The new bins are easily identifiable by their bright green color. The ends of the bins are solid. One end is decorated with a hole in the shape of a vine. The “leaves” of the vine are for stuffing plastic bags in. At the other end a wood box with a slit across it is labeled “CD.” Below that, a hole labeled “sollelot” serves to collect used batteries. There is even a panel on many of the cages for hanging notices to the community, such as classes, death notices, and apartments for rent. The labels on the various holes don’t prevent people from throwing plastic bags in with bottles, or batteries into nearby trash bins, but they do help.

Plastic recycling has spread across the country. According to a 2014 survey, 80% of the people recycle plastic, except for residents of the capital.  Less than half of Jerusalem’s residents do it, despite the evidence from the often full-to-the-top plastic recycling bins in my neighborhood.  

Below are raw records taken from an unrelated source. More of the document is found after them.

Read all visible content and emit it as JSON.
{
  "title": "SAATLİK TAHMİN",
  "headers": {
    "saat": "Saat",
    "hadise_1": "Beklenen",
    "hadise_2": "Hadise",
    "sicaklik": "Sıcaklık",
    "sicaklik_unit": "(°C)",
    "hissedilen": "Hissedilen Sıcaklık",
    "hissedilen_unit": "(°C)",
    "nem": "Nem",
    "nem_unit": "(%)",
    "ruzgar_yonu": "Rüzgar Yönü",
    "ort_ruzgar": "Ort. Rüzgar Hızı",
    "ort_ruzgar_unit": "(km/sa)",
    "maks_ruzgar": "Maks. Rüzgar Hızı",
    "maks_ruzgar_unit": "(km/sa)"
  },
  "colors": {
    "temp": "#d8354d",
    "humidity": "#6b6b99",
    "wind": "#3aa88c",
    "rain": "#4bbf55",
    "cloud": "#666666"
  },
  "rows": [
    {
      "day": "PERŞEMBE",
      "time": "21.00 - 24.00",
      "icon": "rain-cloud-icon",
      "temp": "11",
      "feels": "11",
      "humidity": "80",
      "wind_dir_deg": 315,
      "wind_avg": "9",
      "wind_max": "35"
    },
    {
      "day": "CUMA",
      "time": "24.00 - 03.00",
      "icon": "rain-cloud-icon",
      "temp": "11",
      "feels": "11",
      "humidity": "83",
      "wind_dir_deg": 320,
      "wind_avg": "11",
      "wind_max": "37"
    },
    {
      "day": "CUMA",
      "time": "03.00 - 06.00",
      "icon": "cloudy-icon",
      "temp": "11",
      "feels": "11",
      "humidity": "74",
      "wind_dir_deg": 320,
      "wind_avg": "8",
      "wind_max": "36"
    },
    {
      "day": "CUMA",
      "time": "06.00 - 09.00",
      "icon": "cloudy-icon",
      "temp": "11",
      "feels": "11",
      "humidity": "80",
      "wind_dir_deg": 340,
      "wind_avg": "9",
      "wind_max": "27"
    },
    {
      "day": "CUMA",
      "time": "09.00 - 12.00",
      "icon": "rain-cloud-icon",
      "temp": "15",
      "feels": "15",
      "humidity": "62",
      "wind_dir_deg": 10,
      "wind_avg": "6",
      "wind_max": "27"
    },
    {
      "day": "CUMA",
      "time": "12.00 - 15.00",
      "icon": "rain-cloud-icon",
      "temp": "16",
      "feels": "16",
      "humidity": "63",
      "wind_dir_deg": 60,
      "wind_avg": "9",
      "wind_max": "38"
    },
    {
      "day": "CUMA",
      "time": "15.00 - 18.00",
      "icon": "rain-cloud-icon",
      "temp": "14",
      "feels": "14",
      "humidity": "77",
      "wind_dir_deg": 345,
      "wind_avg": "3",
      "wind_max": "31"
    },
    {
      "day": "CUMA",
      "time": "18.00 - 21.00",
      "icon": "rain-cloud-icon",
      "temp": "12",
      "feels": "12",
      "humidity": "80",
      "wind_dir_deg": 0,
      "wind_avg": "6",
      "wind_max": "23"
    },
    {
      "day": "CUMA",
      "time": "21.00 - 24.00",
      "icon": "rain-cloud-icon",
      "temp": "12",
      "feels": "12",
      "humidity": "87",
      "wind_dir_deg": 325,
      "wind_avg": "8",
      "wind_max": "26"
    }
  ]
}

The same type of bin stands in most cities and towns, usually next to the large round containers designed to collect paper. These containers say they are for collecting all kinds of paper, but apparently people deposit inappropriate materials. New posters have started appearing pasted to the bins, listing exactly what should be deposited therein: newspaper, white and colored paper, light weight cardboard containers. In some business areas, like the shuk or the shopping area on Kanfei Nesharim street near us, large fenced-in cages are designated for corrugated cardboard containers.

No one recycles glass on the same scale. In order for a recycling effort to work, you need someone to take the collected materials and do something with it. Stores take back soda, beer, and wine bottles on which there is a deposit of 30 agorot, about 8 cents. But most glass bottles, such as the ones olive oil, vinegar, and juice come in, are not recycled. Someone should start collecting glass bottles to melt down to make new glass. With all the olive oil and wine consumed in this country, I’m sure they would do well.

Walking past the a green collection cage one day, I saw two boys in

Boys fishing plastic bottles from older style recycling bin, Jerusalem
Boys fishing plastic bottles from older style recycling bin, Jerusalem

it, wading through the waist high plastic bottles. I wondered, have we become so enamored of recycling we are even recycling children?

Later in the day, as I walked past the playground, I realized what the boys had been doing. Children were stomping on empty soda bottles until they were flat. Sitting on a flattened soda bottle increases your speed when going down a sliding board, making the tame piece of playground equipment much more fun. The ingenuity of children at play is the best recycling tool of all.